Norme ISO 37002 sur les dispositifs d’alerte internes

La norme ISO 37002 fournit aux entreprises des directives afin de créer un système de gestion des alertes basé sur la confiance, l'impartialité et la protection.
Équipe éditoriale d’EQS Group
En bref

La norme ISO 37002 est la nouvelle norme relative aux dispositifs d’alertes internes qui a été publiée en Juillet 2021. Elle vise à fournir des lignes directrices pour l’implémentation, la gestion, l’évaluation, la maintenance et l’amélioration des dispositifs d’alertes internes solides et efficaces. La directive s’applique à toutes les organisations, quels que soient leur type, leur taille, la nature de leurs activités et qu’elles appartiennent aux secteurs public, privé ou à but non lucratif.

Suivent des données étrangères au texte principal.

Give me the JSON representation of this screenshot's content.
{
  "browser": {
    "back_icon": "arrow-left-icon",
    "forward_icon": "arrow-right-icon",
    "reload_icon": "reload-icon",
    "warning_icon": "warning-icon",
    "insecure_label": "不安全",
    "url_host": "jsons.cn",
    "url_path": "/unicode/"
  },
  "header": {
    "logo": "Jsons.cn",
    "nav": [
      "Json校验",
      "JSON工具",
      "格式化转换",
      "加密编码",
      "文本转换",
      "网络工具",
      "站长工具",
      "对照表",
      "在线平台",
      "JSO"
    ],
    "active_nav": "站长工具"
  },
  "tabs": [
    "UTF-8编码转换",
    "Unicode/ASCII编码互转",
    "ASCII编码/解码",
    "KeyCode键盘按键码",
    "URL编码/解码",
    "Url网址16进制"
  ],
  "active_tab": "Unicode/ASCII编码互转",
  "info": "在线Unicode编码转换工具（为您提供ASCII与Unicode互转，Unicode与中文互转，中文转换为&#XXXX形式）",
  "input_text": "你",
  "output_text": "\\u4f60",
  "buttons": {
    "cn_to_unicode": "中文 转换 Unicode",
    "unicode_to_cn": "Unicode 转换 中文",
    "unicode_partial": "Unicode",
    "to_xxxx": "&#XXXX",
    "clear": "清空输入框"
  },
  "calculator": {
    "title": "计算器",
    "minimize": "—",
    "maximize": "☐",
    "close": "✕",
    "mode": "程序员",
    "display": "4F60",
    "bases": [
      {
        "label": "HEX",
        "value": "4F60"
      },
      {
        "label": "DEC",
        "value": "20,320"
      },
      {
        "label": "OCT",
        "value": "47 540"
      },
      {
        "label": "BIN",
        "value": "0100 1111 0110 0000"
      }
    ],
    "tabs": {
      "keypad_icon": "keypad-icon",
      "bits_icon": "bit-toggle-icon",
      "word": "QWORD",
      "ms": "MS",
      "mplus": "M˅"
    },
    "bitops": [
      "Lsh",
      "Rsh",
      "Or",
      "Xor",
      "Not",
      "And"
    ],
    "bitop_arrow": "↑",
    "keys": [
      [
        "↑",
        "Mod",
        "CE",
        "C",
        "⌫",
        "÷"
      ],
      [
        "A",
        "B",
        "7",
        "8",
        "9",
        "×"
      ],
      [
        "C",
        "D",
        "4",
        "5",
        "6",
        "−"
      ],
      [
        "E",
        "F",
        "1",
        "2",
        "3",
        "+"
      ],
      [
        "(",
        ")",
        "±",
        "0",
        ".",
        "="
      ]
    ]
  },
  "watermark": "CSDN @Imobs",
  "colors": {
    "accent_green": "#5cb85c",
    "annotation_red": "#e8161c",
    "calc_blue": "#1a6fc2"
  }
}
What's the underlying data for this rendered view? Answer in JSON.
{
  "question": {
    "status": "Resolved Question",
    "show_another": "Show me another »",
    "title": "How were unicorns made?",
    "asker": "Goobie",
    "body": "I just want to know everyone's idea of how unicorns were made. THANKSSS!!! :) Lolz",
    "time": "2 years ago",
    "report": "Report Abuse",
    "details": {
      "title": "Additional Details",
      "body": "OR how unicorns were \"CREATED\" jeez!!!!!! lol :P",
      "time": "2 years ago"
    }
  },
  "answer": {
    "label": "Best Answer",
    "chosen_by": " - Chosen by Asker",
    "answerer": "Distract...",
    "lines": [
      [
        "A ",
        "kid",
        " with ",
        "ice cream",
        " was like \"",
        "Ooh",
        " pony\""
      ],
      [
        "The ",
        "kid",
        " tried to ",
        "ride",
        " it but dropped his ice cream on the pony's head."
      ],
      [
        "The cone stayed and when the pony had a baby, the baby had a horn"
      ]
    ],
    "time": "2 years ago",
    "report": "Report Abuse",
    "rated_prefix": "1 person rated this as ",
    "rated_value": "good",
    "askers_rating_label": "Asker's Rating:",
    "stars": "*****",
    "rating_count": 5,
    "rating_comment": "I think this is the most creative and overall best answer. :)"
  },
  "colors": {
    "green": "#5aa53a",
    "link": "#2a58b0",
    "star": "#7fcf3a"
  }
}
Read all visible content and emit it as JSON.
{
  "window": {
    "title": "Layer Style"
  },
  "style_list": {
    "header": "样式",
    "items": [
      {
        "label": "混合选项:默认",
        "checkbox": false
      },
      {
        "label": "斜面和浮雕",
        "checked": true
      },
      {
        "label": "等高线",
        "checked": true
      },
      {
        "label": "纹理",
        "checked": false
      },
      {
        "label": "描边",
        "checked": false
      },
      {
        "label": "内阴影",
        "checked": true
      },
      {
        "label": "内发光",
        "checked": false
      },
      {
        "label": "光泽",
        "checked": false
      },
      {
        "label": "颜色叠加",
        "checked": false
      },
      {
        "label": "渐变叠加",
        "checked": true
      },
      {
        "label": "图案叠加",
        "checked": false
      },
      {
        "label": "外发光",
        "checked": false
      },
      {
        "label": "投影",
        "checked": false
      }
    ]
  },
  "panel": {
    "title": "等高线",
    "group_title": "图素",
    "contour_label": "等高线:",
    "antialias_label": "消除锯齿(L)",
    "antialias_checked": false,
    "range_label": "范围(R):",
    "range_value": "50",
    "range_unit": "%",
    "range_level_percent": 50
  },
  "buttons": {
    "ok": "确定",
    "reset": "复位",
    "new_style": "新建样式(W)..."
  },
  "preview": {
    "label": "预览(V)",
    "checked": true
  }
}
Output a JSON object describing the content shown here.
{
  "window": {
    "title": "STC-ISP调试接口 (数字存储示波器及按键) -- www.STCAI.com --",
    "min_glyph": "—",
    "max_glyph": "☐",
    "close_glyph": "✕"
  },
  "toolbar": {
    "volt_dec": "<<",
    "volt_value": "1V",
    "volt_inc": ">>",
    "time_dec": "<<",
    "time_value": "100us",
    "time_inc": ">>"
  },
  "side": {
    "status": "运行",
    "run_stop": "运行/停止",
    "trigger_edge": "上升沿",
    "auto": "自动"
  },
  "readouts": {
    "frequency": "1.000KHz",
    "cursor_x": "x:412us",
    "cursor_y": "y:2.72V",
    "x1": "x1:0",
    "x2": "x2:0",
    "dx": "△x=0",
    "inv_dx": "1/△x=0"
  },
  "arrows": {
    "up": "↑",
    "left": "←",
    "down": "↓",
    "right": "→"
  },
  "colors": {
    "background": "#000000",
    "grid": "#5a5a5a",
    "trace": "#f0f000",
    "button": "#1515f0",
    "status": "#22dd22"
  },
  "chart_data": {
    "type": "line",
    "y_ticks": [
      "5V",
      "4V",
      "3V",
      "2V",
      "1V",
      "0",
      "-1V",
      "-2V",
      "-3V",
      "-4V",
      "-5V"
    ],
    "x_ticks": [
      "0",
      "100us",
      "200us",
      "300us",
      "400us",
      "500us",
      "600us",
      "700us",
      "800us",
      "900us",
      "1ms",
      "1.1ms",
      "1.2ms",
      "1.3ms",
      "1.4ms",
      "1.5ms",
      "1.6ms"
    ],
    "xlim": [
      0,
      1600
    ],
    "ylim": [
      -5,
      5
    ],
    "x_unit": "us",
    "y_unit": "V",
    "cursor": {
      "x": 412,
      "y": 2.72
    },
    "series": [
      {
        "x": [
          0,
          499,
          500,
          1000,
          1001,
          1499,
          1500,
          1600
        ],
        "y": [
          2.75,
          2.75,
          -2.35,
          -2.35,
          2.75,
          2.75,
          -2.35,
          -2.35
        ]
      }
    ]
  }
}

La directive vise à soutenir et à protéger les lanceurs d’alerte et d’autres parties prenantes impliquées, à garantir que les signalements d’actes répréhensibles soient traités de manière appropriée et rapidement et à améliorer la culture et la gouvernance d’entreprise. Plus important encore, la directive vise à fournir des conseils aux organisations pour créer un système de gestion des alertes basé sur les principes de confiance, d’impartialité et de protection.

ISO 37002 notepad | integrityline.com

Bien que son utilisation varie en fonction de la taille, de la nature, de la complexité et de la juridiction des activités de chaque entreprise, la directive peut aider une entreprise à améliorer sa politique et ses procédures existantes de lancement d’alerte, ou à se conformer à la législation applicable en matière de signalement.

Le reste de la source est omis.